This is a momentum investor’s dream — and a nice boost for the Tiger-related crowd.
On Monday, Credit Suisse sharply raised its price targets on the three most popular hedge fund stocks at the end of the second quarter and three of the four so-called FANG stocks: Facebook, Amazon.com, and Google parent Alphabet.
In separate reports sent to clients, Credit Suisse says it is taking these actions as it previews third-quarter results and updates its valuations of the stocks as it looks out to 2017.
“Despite the temptation to take a more defensive stance following what has been a difficult year for investors, we continue to favor those companies who continue to aggressively play offense with rapid product development to propel share gains at the expense of the competition,” Credit Suisse tells clients in a series of reports sent on Monday.
At the end of June, Facebook, Amazon.com, and Alphabet had at least 169, 160, and 141 individual hedge fund investors, respectively, according to Goldman Sachs.
They also were three of the five stocks that had the most hedge funds including their shares among their top-ten holdings, according to the bank.
In addition, these three stocks were among the four most popular stocks held by hedge funds with roots to Julian Robertson, Jr.’s Tiger Management, according to Novus.com.
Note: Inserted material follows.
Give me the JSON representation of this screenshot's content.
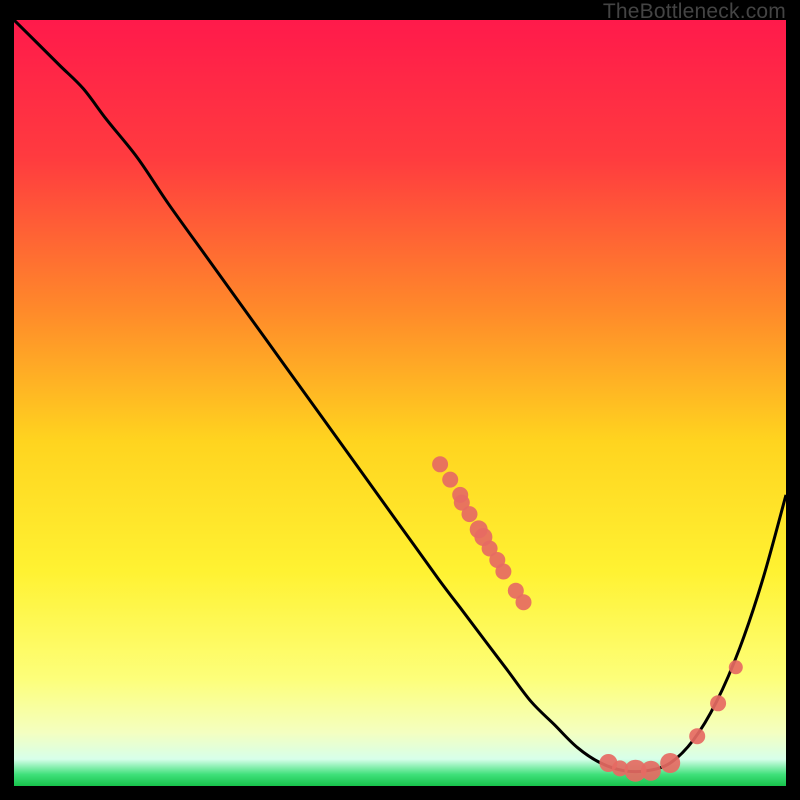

For example, at the end of June, 25 Tiger-related funds — or roughly half — held a position in Facebook, 20 in Amazon.com, and 15 in Alphabet’s C shares, according to Novus. Ten funds held Alphabet’s A shares.
Credit Suisse’s move underscores the premium many investors place on the fastest-growing new-economy companies.
It also evokes memories of the Nifty 50 stocks in the 1960s and early 1970s, when the stocks of 50 companies — including Xerox, Kodak, and IBM — were deemed to be ones investors could hold forever. Alas, this strategy did not end well for most of those stocks, which wound up tanking in the vicious 1973–’74 bear market. Several of these companies were fading by the early 1980s.
Regardless, Credit Suisse raised its price target on Facebook from $154 to $170. At the same time, it tweaked its earnings estimates for the next three years, which results in a slight increase for 2016 but decreases for the two ensuing years.
It notes Facebook is currently trading at 25 times its 2017 estimate and 20 times its 2018 estimate, which is not pricey given the bank expects the social media pioneer to generate 26 percent annual earnings-per-share growth over the next five years. It asserts that investors will “overcome concerns around tougher comparisons” beginning with the fourth quarter of this year.
Besides, Credit Suisse stresses, Wall Street has still not included Instagram, Messenger, and WhatsApp in their earnings models.
The stock is already up 23 percent for the year and has swelled about four and a half times its price at the end of 2012.
Credit Suisse also raised its price target on e-commerce pioneer Amazon.com from $920 to $1,050.
One reason for its bullishness: The bank forecasts that within five years, the company’s controversial Amazon Web Services (AWS) business will account for about 40 percent of the bank’s free-cash-flow estimate. It also asserts that its estimates for AWS could be conservative.
The stock is up 21 percent this year and has more than tripled since the end of 2012.
In the case of Alphabet, Credit Suisse raised its price target on the A shares from $940 to $1,070.
Part of its bullishness is based on what it calls a larger-than-expected contribution from Google’s larger non-search businesses, such as YouTube, Play, and, eventually, Google Cloud Platform (GCP). “We submit that the stock warrants a higher multiple,” Credit Suisse states in its report.
The stock is only up 4 percent this year. However, it has more than doubled since the end of 2012.